À Soroca, il y eut aussi la mort après la vie. La mort qui s'avance
comme un char muni d'un haut-parleur d'où l'on entendrait : «Sortez
de vos maisons, vous allez mourir !» Puis l'engin écraserait tous
les êtres humains sur son passage. La mort prévient et tue. La mort
s'annonce par des messages sans appel qu'elle envoie pour paralyser
les corps et les âmes.
À Soroca, le messager, l'annonciateur de la mort se nommait Curzio
Malaparte. Un écrivain et journaliste italien de renom et de grand
talent.
Pendant la Seconde Guerre mondiale, Malaparte, correspondant
de guerre, visita le bordel de Soroca. Des jeunes Juives y
étaient enfermées pour les besoins de l'armée allemande.

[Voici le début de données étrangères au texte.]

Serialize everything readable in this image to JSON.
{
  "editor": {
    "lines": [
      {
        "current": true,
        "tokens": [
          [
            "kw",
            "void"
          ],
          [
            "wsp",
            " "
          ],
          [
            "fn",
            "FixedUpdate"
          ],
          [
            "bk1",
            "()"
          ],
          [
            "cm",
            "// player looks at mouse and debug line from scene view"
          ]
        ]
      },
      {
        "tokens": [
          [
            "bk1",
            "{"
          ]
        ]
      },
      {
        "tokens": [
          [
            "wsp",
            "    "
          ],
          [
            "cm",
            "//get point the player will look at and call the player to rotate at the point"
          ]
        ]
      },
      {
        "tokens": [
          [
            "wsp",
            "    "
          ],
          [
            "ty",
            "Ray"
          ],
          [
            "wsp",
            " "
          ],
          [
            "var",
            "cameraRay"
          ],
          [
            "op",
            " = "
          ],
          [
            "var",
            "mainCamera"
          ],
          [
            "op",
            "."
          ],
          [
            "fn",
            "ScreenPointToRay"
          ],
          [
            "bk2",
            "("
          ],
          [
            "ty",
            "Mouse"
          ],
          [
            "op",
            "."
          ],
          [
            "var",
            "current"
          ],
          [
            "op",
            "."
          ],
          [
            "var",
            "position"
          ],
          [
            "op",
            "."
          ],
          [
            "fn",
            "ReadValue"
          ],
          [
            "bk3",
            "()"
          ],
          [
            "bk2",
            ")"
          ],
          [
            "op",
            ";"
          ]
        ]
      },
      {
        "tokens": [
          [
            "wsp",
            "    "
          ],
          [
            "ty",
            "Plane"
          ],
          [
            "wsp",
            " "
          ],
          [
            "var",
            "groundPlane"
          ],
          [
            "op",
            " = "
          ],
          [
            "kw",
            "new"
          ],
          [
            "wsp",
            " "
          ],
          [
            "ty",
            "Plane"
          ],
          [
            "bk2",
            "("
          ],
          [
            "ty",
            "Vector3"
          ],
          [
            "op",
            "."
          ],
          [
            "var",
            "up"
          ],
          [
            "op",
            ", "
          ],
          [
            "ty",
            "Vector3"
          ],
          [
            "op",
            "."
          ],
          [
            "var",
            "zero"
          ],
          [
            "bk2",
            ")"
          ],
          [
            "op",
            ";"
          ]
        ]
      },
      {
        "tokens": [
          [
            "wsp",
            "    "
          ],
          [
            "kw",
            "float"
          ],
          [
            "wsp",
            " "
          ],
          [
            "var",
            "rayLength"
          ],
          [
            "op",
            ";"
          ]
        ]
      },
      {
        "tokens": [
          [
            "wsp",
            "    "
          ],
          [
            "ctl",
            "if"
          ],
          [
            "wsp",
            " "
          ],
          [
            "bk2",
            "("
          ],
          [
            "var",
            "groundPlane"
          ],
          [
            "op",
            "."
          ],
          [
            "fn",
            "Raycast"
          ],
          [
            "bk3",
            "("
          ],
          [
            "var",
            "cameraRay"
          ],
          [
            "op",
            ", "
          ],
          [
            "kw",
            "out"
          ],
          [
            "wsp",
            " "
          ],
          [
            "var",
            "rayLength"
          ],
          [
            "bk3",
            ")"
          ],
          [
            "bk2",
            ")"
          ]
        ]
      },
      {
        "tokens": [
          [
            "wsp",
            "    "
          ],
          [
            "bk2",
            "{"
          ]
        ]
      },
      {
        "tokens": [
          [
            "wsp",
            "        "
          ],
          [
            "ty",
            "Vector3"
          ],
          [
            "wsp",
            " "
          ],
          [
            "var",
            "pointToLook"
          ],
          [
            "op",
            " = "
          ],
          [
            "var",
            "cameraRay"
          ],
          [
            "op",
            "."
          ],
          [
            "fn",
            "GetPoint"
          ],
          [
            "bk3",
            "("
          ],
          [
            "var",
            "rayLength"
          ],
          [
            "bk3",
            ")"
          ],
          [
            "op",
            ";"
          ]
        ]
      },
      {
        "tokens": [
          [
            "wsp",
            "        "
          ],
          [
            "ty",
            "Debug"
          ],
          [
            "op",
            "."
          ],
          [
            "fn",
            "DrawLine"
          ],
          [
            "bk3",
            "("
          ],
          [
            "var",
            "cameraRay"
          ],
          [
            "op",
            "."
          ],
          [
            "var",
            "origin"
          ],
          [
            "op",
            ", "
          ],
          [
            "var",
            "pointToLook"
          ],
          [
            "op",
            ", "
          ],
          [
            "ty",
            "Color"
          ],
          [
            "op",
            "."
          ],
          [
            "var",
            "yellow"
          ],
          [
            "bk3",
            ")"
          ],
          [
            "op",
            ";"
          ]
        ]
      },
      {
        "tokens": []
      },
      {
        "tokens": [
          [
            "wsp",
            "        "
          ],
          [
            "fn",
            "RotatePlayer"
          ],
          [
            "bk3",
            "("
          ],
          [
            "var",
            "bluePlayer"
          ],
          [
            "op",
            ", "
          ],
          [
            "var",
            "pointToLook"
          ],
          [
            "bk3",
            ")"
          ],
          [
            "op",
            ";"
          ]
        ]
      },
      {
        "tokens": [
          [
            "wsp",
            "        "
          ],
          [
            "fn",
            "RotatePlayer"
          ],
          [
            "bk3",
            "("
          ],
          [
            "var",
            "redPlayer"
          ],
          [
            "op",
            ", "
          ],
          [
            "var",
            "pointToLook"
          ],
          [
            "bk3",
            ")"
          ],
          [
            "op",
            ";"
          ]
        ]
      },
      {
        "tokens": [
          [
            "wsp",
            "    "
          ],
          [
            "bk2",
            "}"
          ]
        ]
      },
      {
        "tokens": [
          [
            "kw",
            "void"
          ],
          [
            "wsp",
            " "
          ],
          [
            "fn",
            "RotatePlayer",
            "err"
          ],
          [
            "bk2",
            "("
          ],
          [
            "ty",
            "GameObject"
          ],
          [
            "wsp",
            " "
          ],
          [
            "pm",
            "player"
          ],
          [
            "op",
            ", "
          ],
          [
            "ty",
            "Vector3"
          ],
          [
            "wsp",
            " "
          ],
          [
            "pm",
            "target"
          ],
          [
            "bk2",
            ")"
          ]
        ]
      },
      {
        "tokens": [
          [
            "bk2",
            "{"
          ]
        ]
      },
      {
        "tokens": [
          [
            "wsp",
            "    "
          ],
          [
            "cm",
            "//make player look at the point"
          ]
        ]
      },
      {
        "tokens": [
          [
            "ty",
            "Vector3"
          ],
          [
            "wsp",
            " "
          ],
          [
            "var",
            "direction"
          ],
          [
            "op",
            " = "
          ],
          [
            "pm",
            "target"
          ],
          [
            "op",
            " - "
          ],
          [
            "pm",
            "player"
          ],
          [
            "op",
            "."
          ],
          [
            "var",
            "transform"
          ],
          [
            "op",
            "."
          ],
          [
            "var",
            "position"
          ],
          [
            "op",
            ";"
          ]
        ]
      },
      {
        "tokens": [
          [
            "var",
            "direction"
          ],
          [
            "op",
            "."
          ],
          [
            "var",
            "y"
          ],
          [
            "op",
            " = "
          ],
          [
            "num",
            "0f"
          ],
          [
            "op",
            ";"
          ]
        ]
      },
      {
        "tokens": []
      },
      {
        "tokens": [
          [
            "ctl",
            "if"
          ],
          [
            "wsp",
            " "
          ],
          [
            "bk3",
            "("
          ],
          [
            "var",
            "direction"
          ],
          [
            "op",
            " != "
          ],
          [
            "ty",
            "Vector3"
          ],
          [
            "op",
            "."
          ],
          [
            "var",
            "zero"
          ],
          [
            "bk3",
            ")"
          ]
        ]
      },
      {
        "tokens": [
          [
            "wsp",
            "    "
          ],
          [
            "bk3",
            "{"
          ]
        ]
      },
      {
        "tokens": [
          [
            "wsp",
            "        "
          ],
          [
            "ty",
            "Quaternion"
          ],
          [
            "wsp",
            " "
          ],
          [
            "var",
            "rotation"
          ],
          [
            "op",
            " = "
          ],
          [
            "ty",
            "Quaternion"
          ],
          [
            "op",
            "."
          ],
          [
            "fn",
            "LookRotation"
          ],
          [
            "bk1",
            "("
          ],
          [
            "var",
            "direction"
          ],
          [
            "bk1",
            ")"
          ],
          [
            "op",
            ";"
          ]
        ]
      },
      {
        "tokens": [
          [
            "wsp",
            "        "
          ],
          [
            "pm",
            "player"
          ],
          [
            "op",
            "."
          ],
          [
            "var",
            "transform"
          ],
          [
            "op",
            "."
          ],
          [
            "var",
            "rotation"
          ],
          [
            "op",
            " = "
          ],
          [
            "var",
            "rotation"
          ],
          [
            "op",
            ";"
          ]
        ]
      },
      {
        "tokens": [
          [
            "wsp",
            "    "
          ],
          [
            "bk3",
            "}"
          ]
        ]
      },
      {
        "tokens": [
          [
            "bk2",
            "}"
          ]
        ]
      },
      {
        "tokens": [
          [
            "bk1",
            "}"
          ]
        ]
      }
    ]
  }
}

Au bout de quinze jours, elles étaient assassinées au bord
du Dniestr et remplacées par d'autres filles juives. Malaparte
en fit une nouvelle dans son recueil Kaputt. Je n'ai pas voulu
qu'elles meurent ni qu'elles soient esclaves au bordel. Je suis
parti à leur recherche. Je les ai sauvées. Et pour cela il m'a fallu
d'abord tuer Malaparte.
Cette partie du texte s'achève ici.